• Give Your Health Plan a Check-Up
  • April 20, 2005 | Author: M. Sean Sullivan
  • Law Firm: Waller Lansden Dortch & Davis, LLP - Nashville Office
  • With medical costs increasing each year, human resource specialists are caught in a never-ending battle to keep costs down while providing competitive benefits to company employees. Thankfully, there are a few maintenance items for health and disability plans that can not only keep the plans in legal compliance, but also result in cost savings for the company. Two of those items -- claims procedures and subrogation -- are discussed in this bulletin.

    Claims Administration

    In 2002 and 2003, new rules from the U.S. Department of Labor (DOL) became effective governing the manner in which health and disability plans process benefit claims. These rules placed significant new burdens on plan administrators. In particular, the DOL shortened the time period for plan administrators to approve or deny claims. Further, the new rules required that denial letters include detailed information about the reason for the denial and the claimant's appeal and litigation rights. Appeals must be determined by a different committee from that which initially denied the claim and no person on the appeals committee may be a subordinate of a person on the first committee.

    Many companies have outsourced the general administration of their health and disability plans to third-party administrators, and so are unaware of whether their plans comply with the new claims administration rules. In our experience, many of these plans still are not in compliance with the new rules. Noncompliance can have a significant financial impact on self-funded plans. Although a court will generally defer to a plan administrator's decision unless that decision was arbitrary, many courts will not give this discretion if the plan administrator failed to follow the new claims administration rules. As anyone who has been involved in benefits litigation knows, this can mean the difference between winning and losing a benefits case. In addition, as a fiduciary of the plan, a plan sponsor has a legal duty to its employees and their beneficiaries to ensure that claimants receive a fair hearing of their claims for benefits.

    Ensuring compliance with DOL claims procedures is relatively simple. We recommend that plan sponsors request sample claims files from their in-house or third-party administrators at least once a year. The plan sponsor should review the files and any denial letters to determine whether the plan administrator is responding to claims in a timely manner. Denial letters should be reviewed to ensure that they provide a detailed reason for the denial, references to the specific plan provisions upon which the denial is based, an explanation of the plan's review procedures, the time limits for appeals and an explanation of the claimant's rights to bring a civil action. In addition, the plan sponsor should make certain that the letters are written in a manner that is easily understood by the average plan participant.
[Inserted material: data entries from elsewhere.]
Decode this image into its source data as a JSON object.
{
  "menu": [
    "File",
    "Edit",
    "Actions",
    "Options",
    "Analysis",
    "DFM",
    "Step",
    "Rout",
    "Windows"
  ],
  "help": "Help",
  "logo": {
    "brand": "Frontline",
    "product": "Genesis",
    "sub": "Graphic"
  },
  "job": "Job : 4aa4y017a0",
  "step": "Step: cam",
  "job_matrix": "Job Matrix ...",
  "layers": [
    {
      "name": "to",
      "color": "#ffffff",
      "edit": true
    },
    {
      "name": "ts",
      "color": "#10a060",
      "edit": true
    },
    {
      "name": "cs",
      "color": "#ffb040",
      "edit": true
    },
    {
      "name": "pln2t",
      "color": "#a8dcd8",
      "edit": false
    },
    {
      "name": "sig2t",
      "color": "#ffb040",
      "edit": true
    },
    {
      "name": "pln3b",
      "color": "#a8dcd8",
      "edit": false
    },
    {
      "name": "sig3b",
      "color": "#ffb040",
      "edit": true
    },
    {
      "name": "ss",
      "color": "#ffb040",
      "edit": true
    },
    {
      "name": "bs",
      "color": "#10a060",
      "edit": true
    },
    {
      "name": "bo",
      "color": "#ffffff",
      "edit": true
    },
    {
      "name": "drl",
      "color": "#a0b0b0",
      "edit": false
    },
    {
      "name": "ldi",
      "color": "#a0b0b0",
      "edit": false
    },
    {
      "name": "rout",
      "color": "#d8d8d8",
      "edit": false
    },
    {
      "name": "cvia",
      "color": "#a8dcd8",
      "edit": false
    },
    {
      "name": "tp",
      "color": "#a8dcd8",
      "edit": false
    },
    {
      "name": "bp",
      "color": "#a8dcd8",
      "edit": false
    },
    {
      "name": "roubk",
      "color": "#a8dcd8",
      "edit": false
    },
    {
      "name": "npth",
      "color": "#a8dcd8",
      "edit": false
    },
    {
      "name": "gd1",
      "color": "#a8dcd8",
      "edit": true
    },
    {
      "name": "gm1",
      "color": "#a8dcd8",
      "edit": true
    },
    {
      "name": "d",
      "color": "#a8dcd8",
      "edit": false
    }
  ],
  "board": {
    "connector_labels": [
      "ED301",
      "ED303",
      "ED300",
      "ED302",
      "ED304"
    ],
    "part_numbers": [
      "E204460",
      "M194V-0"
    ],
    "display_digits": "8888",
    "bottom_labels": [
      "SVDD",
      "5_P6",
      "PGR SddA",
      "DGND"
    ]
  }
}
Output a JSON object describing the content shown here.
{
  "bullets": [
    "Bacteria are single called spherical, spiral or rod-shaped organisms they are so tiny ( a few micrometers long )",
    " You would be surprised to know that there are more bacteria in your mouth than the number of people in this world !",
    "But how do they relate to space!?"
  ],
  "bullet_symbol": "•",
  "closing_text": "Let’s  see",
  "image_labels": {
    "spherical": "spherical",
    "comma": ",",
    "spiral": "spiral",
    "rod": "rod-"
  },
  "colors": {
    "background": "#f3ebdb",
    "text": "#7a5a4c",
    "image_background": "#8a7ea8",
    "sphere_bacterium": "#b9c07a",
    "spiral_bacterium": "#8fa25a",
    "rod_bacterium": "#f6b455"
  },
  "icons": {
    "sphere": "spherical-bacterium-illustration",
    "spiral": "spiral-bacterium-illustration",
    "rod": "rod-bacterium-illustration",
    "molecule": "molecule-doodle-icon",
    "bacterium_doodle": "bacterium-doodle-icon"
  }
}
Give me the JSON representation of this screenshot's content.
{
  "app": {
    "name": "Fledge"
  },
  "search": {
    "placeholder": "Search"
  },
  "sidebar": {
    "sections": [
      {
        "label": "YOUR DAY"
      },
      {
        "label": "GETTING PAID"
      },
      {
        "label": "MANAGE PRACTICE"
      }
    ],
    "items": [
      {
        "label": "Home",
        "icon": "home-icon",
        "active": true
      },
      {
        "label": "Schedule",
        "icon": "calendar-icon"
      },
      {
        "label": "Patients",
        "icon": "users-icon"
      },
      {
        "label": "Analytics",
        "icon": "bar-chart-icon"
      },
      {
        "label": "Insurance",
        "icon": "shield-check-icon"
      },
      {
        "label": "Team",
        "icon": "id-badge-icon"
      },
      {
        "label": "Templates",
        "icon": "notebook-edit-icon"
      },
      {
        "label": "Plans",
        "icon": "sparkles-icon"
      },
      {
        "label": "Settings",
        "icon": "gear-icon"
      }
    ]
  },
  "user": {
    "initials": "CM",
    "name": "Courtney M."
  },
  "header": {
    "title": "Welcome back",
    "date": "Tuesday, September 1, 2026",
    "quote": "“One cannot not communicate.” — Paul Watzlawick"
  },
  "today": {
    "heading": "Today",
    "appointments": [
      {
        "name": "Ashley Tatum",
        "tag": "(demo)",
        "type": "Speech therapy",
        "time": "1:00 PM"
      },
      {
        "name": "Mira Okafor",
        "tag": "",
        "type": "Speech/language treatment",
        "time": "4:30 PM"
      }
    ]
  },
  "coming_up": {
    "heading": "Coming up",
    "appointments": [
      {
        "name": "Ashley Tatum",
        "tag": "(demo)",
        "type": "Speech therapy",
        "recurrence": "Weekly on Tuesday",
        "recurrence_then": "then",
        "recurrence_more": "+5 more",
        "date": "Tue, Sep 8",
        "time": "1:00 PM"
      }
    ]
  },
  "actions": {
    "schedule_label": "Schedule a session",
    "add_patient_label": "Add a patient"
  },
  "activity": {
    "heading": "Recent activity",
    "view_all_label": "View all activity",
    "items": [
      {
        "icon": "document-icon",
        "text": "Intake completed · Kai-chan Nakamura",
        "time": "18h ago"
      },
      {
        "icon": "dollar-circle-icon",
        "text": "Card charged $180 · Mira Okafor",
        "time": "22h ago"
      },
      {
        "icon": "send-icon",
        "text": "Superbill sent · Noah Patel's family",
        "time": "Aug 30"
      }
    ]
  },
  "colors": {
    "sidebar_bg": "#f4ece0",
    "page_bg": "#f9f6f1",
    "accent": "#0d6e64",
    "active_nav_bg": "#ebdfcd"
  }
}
    Most health and disability plans include a subrogation clause. This clause gives the plan the right to recover benefits from a claimant if the claimant is later paid by another source. Although subrogation clauses give plan sponsors the right to recover thousands of dollars every year, the difficulty of enforcing subrogation rights discourages many plan sponsors from pursuing recovery at all. Other plan sponsors outsource the enforcement of subrogation to third-party administrators. Recent decisions from the U.S. Supreme Court and certain Circuit Courts have increased the difficulty of enforcing subrogation rights.

    Despite these challenges, we believe it is still wise for companies to revisit their subrogation rights and procedures. Subrogation clauses in benefit plans should be reviewed to ensure that they allow a full recovery and do not exclude expenses incurred by the claimant, such as attorney fees. In addition, some courts have developed a default "make whole doctrine" in which the plan's right to subrogation of any proceeds a claimant recovers against a third party is limited to the extent that the recovered funds exceed the claimant's actual damages. Accordingly, each plan's subrogation clause should specifically state that subrogation applies without regard to the make whole doctrine.

    Before paying benefits, plan sponsors can require a claimant to sign a separate subrogation agreement in which the claimant affirmatively recognizes the plan's subrogation rights. If the claimant is potentially covered by another insurance policy, the plan sponsor should send a letter to the insurance company explaining the plan's subrogation rights. Similarly, if the plan sponsor becomes aware that the claimant has brought a lawsuit with respect to his or her injuries, the plan sponsor should send letters to both the plaintiff's and defendant's attorneys informing them of the plan's subrogation rights. All letters should demand that the plan be paid before the claimant. If a company has outsourced the enforcement of its subrogation rights, it should contact its third-party administrator at least annually to check on the administrator's procedures for enforcing those rights.